Во всяком случае я не виноват, что у меня нормально крутятся шарики? Когда кровь красная, я говорю, что она красная. А когда она розовая с продресью, я говорю, что она розовая с продресью, только и всего. Это что криминал? Может быть, мне следовало поступить так, как делают другие: надеть очки с голубыми стеклами и во все горло орать, что все вокруг окрашено в лазурный цвет и еще в голубой, как небо в ясную погоду? Да, мне следовало бы поступить именно так. Философия домашнего халата — это хорошо, это выгодно: только от такой философии пропадает желание смотреть на себя в зеркало. А мужчина, который избегает смотреть на себя, это — уже не мужчина, поверьте мне!

В течение некоторого времени мадам Труссаль де Труссо и я слышим, как в соседней комнате, кто-то с треском разламывает доски. Поскольку мы знаем, что наш Малыш растапливает огонь в камине, то, вполне естественно, не придаем этому особого значения. Как вдруг, на всех парах вбегает лакей с видом человека, которого опередили события.

На пергаменте его лица видны свежие трещины.
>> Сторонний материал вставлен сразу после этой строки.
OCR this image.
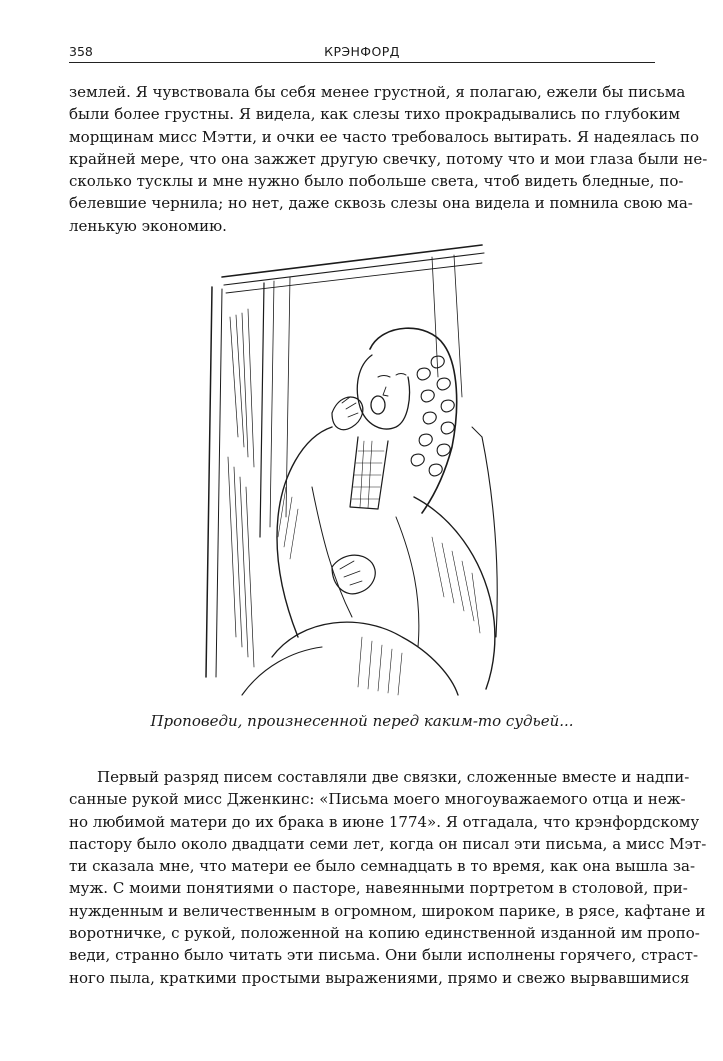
358	КРЭНФОРД
землей. Я чувствовала бы себя менее грустной, я полагаю, ежели бы письма
были более грустны. Я видела, как слезы тихо прокрадывались по глубоким
морщинам мисс Мэтти, и очки ее часто требовалось вытирать. Я надеялась по
крайней мере, что она зажжет другую свечку, потому что и мои глаза были не-
сколько тусклы и мне нужно было побольше света, чтоб видеть бледные, по-
белевшие чернила; но нет, даже сквозь слезы она видела и помнила свою ма-
ленькую экономию.
Проповеди, произнесенной перед каким-то судьей...
Первый разряд писем составляли две связки, сложенные вместе и надпи-
санные рукой мисс Дженкинс: «Письма моего многоуважаемого отца и неж-
но любимой матери до их брака в июне 1774». Я отгадала, что крэнфордскому
пастору было около двадцати семи лет, когда он писал эти письма, а мисс Мэт-
ти сказала мне, что матери ее было семнадцать в то время, как она вышла за-
муж. С моими понятиями о пасторе, навеянными портретом в столовой, при-
нужденным и величественным в огромном, широком парике, в рясе, кафтане и
воротничке, с рукой, положенной на копию единственной изданной им пропо-
веди, странно было читать эти письма. Они были исполнены горячего, страст-
ного пыла, краткими простыми выражениями, прямо и свежо вырвавшимися
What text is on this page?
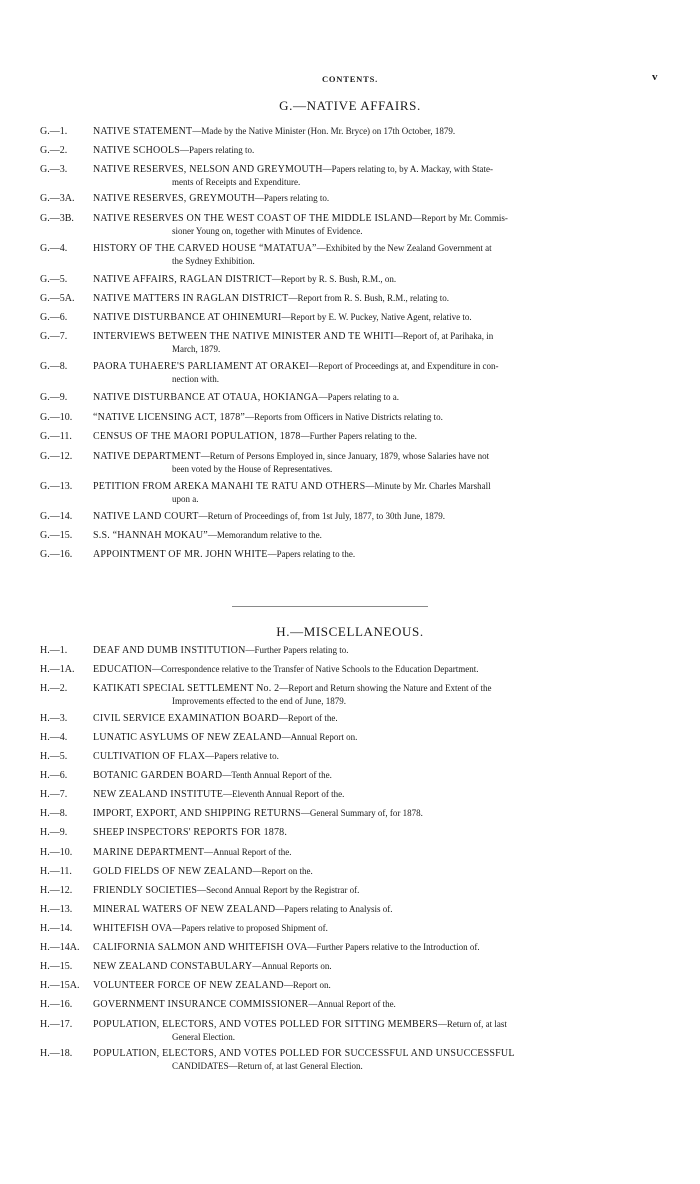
CONTENTS.	v
G.—NATIVE AFFAIRS.
H.—MISCELLANEOUS.
G.—1.	NATIVE STATEMENT—Made by the Native Minister (Hon. Mr. Bryce) on 17th October, 1879.
G.—2.	NATIVE SCHOOLS—Papers relating to.
G.—3.	NATIVE RESERVES, NELSON AND GREYMOUTH—Papers relating to, by A. Mackay, with State-
ments of Receipts and Expenditure.
G.—3A. NATIVE RESERVES, GREYMOUTH—Papers relating to.
G.—3B. NATIVE RESERVES ON THE WEST COAST OF THE MIDDLE ISLAND—Report by Mr. Commis-
sioner Young on, together with Minutes of Evidence.
G.—4.	HISTORY OF THE CARVED HOUSE “MATATUA”—Exhibited by the New Zealand Government at
the Sydney Exhibition.
G.—5.	NATIVE AFFAIRS, RAGLAN DISTRICT—Report by R. S. Bush, R.M., on.
G.—5A. NATIVE MATTERS IN RAGLAN DISTRICT—Report from R. S. Bush, R.M., relating to.
G.—6.	NATIVE DISTURBANCE AT OHINEMURI—Report by E. W. Puckey, Native Agent, relative to.
G.—7.	INTERVIEWS BETWEEN THE NATIVE MINISTER AND TE WHITI—Report of, at Parihaka, in
March, 1879.
G.—8.	PAORA TUHAERE'S PARLIAMENT AT ORAKEI—Report of Proceedings at, and Expenditure in con-
nection with.
G.—9.	NATIVE DISTURBANCE AT OTAUA, HOKIANGA—Papers relating to a.
G.—10. “NATIVE LICENSING ACT, 1878”—Reports from Officers in Native Districts relating to.
G.—11. CENSUS OF THE MAORI POPULATION, 1878—Further Papers relating to the.
G.—12. NATIVE DEPARTMENT—Return of Persons Employed in, since January, 1879, whose Salaries have not
been voted by the House of Representatives.
G.—13. PETITION FROM AREKA MANAHI TE RATU AND OTHERS—Minute by Mr. Charles Marshall
upon a.
G.—14. NATIVE LAND COURT—Return of Proceedings of, from 1st July, 1877, to 30th June, 1879.
G.—15. S.S. “HANNAH MOKAU”—Memorandum relative to the.
G.—16. APPOINTMENT OF MR. JOHN WHITE—Papers relating to the.
H.—1.	DEAF AND DUMB INSTITUTION—Further Papers relating to.
H.—1A. EDUCATION—Correspondence relative to the Transfer of Native Schools to the Education Department.
H.—2.	KATIKATI SPECIAL SETTLEMENT No. 2—Report and Return showing the Nature and Extent of the
Improvements effected to the end of June, 1879.
H.—3.	CIVIL SERVICE EXAMINATION BOARD—Report of the.
H.—4.	LUNATIC ASYLUMS OF NEW ZEALAND—Annual Report on.
H.—5.	CULTIVATION OF FLAX—Papers relative to.
H.—6.	BOTANIC GARDEN BOARD—Tenth Annual Report of the.
H.—7.	NEW ZEALAND INSTITUTE—Eleventh Annual Report of the.
H.—8.	IMPORT, EXPORT, AND SHIPPING RETURNS—General Summary of, for 1878.
H.—9.	SHEEP INSPECTORS' REPORTS FOR 1878.
H.—10. MARINE DEPARTMENT—Annual Report of the.
H.—11. GOLD FIELDS OF NEW ZEALAND—Report on the.
H.—12. FRIENDLY SOCIETIES—Second Annual Report by the Registrar of.
H.—13. MINERAL WATERS OF NEW ZEALAND—Papers relating to Analysis of.
H.—14. WHITEFISH OVA—Papers relative to proposed Shipment of.
H.—14A. CALIFORNIA SALMON AND WHITEFISH OVA—Further Papers relative to the Introduction of.
H.—15. NEW ZEALAND CONSTABULARY—Annual Reports on.
H.—15A. VOLUNTEER FORCE OF NEW ZEALAND—Report on.
H.—16. GOVERNMENT INSURANCE COMMISSIONER—Annual Report of the.
H.—17. POPULATION, ELECTORS, AND VOTES POLLED FOR SITTING MEMBERS—Return of, at last
General Election.
H.—18. POPULATION, ELECTORS, AND VOTES POLLED FOR SUCCESSFUL AND UNSUCCESSFUL
CANDIDATES—Return of, at last General Election.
Он что-то бормочет, а его выпирающий кадык ходит вверх-вниз, как живот старого священника, работающего капелланом в родильном доме.

— Госпожа графиня, я думаю, что требуется вмешательство мадам графини.

Он указывает своим щучьим подбородком на соседнюю комнату, где свирепствует Толстяк. Мы устремляемся туда. Я бегу позади дамы, что дает мне неповторимый случай лицезреть вальсирующие полусферы ее седалища. И мне сдается, что, говоря между нами и между прочим, Его Высочеству Берю Первому скучать с ней не приходится. Трапезная Труссаль де Труссо имеет внушительные размеры. Одну из стен занимает монументальный камин. И кого же мы видим перед этим очагом? Иес, конечно же, Берю. Но это не тот Берю, которого я знаю. Этот Берю — вандал, этот Берю — святотатец, доламывающий ударами своей ножищи кабинет эпохи Ренессанса. Изящные выдвижные ящички кабинета, инкрустированные перламутром, уже весело потрескивают в камине.

Толстяк весь в поту и в рубашке с закатанными рукавами, что не противоречит одно другому.

— Ах ты, развалюха! — ревет он. — Вся изъедена жучками, а туда же, сопротивляется!

— Несчастный, что вы делаете! — восклицает графиня.

— Костер, моя графиня, — отвечает Громадина, доламывая кабинет последним ударом каблука.

Потом плавным округлым движением руки он вытирает пот со лба и заявляет:

— У Фелиция закончились дрова, и я откопал эту рухлядь в коридоре.

— Кабинет эпохи! — кричит криком насилуемой девочки благородная дама.

— Кабинет? — изумленно восклицает Мастодонт. И пожимает своими могучими плечами.

— А я и не понял. Я, конечно, видел в своей жизни маленькие туалетные кабинеты, но чтобы такой маленький — никогда.

— Этот человек лишился разума! — с рыданьем исторгает из себя дама Труссаль де Труссо, упав мне на грудь. — Мебель Ренессанса! Она обошлась мне в два миллиона!

На какое-то мгновение Бизон теряет дар речи.